IgFold, developed at Johns Hopkins University, is a fast antibody structure prediction model that uses language model embeddings (from AntiBERTy, an antibody-specific language model) to predict antibody structures directly from sequence without multiple sequence alignments. It can produce structures in seconds, enabling high-throughput computational analysis of large antibody repertoires.
AbLang is an antibody-specific language model trained on sequences from the Observed Antibody Space (OAS) database, which contains hundreds of millions of antibody sequences from immunogenomics studies. AbLang learns contextual representations of antibody sequences that can be used for residue prediction, humanization, and property prediction.
Generative Models for De Novo Antibody Design
The frontier of the field is de novo computational antibody design — generating entirely new antibody sequences optimized for a given target without starting from an experimentally discovered lead. Several approaches are being pursued:
Diffusion models have been adapted for antibody CDR design. These models can generate CDR loop sequences and structures conditioned on a target epitope (the surface patch on the antigen where binding occurs), effectively designing the binding interface from scratch. DiffAb, published in 2022, demonstrated this approach for CDR-H3 design.
Language model-based generation uses large models trained on antibody sequence databases to generate novel antibody sequences. By conditioning on desired properties — target binding, low immunogenicity, high stability — these models can propose sequences that are likely to be functional.

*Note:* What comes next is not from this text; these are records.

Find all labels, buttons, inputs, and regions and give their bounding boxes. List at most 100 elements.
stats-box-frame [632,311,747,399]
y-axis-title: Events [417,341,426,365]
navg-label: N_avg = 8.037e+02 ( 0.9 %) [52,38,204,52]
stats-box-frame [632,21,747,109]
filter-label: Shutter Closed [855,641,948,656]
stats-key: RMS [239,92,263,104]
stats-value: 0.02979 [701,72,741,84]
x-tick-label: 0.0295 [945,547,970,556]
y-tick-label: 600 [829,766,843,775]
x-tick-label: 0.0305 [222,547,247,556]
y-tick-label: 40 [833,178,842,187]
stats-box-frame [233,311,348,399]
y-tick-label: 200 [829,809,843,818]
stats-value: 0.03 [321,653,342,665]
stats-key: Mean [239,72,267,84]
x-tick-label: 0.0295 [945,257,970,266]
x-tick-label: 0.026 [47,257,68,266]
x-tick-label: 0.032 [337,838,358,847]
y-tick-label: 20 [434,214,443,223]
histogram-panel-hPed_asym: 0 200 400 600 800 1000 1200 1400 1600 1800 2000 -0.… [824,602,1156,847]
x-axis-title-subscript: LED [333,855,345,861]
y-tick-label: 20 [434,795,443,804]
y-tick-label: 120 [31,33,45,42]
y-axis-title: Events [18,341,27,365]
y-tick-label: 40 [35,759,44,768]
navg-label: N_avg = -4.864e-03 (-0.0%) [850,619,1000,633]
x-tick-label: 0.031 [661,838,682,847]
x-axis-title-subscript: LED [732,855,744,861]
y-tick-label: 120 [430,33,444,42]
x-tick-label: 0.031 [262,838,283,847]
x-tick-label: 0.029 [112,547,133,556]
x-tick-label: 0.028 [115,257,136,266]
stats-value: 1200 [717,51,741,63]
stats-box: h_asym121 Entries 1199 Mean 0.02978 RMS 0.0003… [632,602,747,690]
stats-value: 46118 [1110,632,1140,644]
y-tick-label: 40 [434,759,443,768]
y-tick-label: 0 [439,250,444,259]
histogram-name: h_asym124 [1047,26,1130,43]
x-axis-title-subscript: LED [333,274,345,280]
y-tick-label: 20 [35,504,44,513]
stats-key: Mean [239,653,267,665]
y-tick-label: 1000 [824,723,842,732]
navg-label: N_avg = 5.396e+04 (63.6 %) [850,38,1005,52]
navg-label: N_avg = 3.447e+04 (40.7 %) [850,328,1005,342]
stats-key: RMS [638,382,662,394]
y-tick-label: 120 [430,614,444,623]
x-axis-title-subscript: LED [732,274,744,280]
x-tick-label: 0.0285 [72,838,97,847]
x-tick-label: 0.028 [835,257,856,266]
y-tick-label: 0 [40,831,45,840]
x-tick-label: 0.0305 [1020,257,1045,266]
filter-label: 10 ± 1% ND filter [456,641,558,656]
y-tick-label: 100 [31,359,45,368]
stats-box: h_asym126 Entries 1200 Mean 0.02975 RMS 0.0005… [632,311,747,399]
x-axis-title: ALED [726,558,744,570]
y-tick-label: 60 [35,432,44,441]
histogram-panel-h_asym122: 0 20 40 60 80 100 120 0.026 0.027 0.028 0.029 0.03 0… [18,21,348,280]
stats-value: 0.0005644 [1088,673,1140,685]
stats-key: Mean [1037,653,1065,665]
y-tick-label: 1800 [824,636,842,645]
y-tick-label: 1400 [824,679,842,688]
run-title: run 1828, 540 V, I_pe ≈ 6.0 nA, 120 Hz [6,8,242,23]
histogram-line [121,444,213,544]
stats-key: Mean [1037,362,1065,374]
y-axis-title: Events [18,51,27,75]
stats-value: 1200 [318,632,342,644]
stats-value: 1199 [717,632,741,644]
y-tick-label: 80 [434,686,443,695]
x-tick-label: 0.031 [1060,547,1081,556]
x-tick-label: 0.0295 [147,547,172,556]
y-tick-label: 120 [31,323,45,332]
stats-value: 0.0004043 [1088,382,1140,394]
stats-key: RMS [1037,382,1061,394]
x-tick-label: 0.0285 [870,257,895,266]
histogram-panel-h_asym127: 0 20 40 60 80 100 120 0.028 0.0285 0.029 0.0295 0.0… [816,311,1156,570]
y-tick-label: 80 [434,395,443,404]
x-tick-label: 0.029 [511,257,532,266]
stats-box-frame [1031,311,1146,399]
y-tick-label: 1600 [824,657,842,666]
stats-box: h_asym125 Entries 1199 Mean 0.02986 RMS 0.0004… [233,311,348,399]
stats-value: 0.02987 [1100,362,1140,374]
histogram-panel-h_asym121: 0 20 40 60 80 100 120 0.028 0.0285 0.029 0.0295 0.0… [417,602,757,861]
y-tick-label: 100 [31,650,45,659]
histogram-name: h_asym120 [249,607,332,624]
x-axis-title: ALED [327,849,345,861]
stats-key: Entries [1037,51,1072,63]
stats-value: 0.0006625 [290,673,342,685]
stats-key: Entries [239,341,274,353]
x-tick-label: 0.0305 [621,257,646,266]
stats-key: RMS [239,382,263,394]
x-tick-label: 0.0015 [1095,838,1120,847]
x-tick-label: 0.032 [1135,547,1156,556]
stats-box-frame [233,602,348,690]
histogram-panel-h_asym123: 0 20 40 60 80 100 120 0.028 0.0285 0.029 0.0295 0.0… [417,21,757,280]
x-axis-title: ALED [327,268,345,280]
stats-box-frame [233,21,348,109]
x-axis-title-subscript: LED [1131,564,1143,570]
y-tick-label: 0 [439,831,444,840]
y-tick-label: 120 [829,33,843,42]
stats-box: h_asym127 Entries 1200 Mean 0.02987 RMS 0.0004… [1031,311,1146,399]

Companies Advancing AI Antibody Design
Absci combines generative AI with a high-throughput wet-lab platform for antibody discovery. Their approach uses deep learning models to design antibody variants, then tests them experimentally at scale using their proprietary cell-free and cell-based expression systems. This tight integration of computation and experiment — the design-build-test-learn cycle — accelerates iteration.
Generate:Biomedicines applies generative models broadly to protein and antibody design, using diffusion-based architectures to generate novel protein sequences with desired structural and functional properties. Their Chroma platform generates protein designs with controllable properties.
Chai Discovery has developed Chai-1, a multi-modal foundation model for molecular structure prediction that handles proteins, small molecules, and nucleic acids. The model is relevant to antibody design through its ability to predict antibody-antigen complex structures.
Nanobodies and Alternative Scaffolds
Nanobodies (also called VHH antibodies or single-domain antibodies) are derived from the heavy-chain-only antibodies found naturally in camelids (llamas, alpacas, camels). They are much smaller than conventional antibodies (about 15 kDa versus 150 kDa), can access binding sites that conventional antibodies cannot reach, and are easier to engineer and manufacture. Their simpler structure — a single domain with three CDR loops — also makes them more tractable for computational design. Caplacizumab, a nanobody approved for thrombotic thrombocytopenic purpura, demonstrated the clinical viability of the format.
The Validation Loop
Computationally designed antibodies must still be validated experimentally. Key measurements include binding affinity (typically by surface plasmon resonance or bio-layer interferometry), specificity, thermal stability, expression yield, aggregation propensity, and ultimately, activity in functional assays and animal models. The gap between computational design and experimental validation is narrowing but remains significant — even the best generative models produce candidates where only a fraction bind the target with therapeutic-grade affinity. The field is converging on integrated workflows that combine computational design with rapid experimental screening to close this loop efficiently.